Update: If you would just listen to the facts…

Janet Raloff, a friend of mine and a senior editor at Science News, has weighed in on the topic of how scientists can communicate effectively with the public on divisive issues such as climate change. In her May 29 online article, Climate skepticism not rooted in science illiteracy, she reports on an interview with Dan Kahan of Yale Law School, one of the authors of the Nature Climate Change article I cited in my previous posting. Raloff explores several approaches to interacting with a polarized public in her May 30 follow-up article, Depolarizing climate science.

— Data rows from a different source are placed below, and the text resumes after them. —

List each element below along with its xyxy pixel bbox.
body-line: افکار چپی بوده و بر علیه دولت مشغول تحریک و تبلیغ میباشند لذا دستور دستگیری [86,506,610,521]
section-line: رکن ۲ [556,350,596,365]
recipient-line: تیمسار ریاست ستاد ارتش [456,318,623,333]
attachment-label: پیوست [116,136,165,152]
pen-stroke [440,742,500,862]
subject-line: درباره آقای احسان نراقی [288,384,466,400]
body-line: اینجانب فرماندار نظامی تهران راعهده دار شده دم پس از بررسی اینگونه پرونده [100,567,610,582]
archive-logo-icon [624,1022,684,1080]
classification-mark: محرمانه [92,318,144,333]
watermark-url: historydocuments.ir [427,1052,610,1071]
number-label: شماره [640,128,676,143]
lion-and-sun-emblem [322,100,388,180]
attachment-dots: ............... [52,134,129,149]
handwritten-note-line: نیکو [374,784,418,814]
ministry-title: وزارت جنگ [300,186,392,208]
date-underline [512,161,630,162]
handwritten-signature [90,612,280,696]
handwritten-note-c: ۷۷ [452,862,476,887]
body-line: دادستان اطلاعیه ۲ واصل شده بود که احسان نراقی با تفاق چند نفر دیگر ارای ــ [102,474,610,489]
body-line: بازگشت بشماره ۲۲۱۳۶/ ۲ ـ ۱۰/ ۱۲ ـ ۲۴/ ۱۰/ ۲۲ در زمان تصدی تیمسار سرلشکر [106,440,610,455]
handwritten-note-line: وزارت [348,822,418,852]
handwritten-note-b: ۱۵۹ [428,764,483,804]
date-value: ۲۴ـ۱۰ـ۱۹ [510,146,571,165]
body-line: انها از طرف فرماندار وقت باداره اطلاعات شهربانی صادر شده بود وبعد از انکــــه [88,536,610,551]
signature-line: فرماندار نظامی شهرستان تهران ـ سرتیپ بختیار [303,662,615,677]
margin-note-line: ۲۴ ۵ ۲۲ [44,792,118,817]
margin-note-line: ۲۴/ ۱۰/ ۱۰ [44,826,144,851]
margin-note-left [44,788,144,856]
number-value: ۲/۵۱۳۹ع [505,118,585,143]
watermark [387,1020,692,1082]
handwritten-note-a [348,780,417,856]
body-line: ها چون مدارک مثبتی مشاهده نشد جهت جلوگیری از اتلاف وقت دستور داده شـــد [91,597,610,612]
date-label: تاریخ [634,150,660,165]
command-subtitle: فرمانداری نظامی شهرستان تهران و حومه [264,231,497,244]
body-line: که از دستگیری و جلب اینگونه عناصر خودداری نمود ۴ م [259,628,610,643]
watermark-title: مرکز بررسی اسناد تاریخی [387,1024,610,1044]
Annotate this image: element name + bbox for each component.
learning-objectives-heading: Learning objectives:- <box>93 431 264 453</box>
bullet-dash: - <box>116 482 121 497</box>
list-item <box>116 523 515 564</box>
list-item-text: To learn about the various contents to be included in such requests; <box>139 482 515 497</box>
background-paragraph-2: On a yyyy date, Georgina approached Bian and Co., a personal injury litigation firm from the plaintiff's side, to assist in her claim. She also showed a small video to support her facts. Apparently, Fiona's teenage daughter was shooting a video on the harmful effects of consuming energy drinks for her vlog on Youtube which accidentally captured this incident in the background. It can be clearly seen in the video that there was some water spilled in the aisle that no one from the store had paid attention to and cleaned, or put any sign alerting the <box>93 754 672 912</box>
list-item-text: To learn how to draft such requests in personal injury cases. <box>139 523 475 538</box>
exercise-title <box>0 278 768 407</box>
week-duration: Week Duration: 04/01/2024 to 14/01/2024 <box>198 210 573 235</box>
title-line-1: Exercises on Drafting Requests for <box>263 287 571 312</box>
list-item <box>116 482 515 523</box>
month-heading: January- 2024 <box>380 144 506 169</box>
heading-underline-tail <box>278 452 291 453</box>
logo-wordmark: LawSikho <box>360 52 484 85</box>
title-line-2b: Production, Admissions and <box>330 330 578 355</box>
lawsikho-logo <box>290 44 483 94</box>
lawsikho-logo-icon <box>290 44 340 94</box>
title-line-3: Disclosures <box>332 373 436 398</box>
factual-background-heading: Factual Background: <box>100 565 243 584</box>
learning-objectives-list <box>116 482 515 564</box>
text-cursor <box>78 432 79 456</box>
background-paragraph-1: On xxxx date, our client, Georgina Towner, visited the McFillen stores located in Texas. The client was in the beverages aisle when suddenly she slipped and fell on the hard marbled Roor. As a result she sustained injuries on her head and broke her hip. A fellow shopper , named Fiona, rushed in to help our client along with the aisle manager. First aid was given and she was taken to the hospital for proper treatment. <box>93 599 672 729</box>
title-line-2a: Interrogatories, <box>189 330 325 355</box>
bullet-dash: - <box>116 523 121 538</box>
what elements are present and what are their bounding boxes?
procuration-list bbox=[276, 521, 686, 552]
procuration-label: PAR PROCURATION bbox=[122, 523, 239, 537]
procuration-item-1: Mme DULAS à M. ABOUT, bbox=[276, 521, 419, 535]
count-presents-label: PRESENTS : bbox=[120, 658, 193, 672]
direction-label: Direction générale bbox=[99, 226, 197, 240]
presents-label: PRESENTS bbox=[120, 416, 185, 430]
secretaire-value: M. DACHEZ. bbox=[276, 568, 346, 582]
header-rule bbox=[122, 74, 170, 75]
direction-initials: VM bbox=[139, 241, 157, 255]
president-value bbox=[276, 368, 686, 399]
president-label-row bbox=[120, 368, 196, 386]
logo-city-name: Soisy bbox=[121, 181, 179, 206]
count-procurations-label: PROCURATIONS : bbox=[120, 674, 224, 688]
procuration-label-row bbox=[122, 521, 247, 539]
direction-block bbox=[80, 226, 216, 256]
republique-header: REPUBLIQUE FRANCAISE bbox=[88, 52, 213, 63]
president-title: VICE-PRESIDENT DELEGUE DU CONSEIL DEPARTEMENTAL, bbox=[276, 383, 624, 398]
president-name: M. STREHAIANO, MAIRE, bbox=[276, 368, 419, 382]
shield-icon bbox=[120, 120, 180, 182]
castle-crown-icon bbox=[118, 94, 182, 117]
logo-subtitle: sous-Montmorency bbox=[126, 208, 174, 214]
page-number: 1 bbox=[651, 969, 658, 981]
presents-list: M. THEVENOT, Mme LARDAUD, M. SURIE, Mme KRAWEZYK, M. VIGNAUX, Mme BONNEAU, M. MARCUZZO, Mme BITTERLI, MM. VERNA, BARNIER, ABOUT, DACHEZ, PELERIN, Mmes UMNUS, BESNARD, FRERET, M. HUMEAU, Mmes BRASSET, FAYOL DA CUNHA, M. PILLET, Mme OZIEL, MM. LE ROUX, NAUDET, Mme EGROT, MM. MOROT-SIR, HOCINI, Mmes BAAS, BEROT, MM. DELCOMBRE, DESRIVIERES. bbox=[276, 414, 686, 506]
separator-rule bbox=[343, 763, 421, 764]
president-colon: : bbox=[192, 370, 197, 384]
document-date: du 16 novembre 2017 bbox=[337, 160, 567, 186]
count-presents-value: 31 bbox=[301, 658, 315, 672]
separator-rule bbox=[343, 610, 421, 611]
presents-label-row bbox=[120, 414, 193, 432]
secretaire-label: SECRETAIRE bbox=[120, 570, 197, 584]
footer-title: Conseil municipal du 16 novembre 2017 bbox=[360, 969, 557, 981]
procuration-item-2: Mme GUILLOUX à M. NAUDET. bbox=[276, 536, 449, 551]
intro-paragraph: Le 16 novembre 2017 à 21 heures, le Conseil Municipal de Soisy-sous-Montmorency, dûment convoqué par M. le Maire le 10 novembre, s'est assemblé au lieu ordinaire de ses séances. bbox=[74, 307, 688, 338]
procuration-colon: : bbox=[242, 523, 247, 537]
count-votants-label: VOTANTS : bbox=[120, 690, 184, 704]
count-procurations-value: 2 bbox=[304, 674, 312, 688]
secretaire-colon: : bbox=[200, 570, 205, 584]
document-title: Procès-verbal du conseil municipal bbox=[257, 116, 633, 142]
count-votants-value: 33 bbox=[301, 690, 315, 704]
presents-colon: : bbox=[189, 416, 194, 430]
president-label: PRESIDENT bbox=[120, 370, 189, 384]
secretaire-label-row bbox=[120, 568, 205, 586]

What comes through most strongly in these articles is that divisions occur when scientific findings have a direct relevance to things that affect us every day, or findings that could make significant changes in our everyday lives. As far as I know, The Heartland Institute has not posted any billboards comparing people who believe in black holes or the law of gravity with Unabomber Ted Kaczynski. We accept these things because we can do so without making any changes in our daily routines.

Raloff cites political scientist Arthur Lupia of the University of Michigan in Ann Arbor, who states that some of the most science-literate critics will listen to experts only to generate compelling counterarguments. What’s stopping climate scientists from doing the same thing — listening to the most rational, articulate deniers and opponents of climate change legislation in order to scope out what matters most to climate change deniers and formulating compelling counterarguments of their own?

Disruptive innovation is another possible approach — one that sidesteps the battleground altogether by providing people with alternatives that they adopt readily because they see a clear benefit to the new technologies. After all, no one waged a political war against paper phone books, wristwatches, or the Sony Walkman, and yet those things have almost completely fallen out of use by Americans under the age of 30, in favor of smartphones, smartphones, and smartphones. The main problem with this approach is that disruptive innovations are notoriously unpredictable. We cannot guarantee the timely arrival and widespread adoption of any particular form of alternative energy or resource-conserving capabilities.

So for now, we are stuck with learning to talk to each other. Which is something that we needed to do anyway.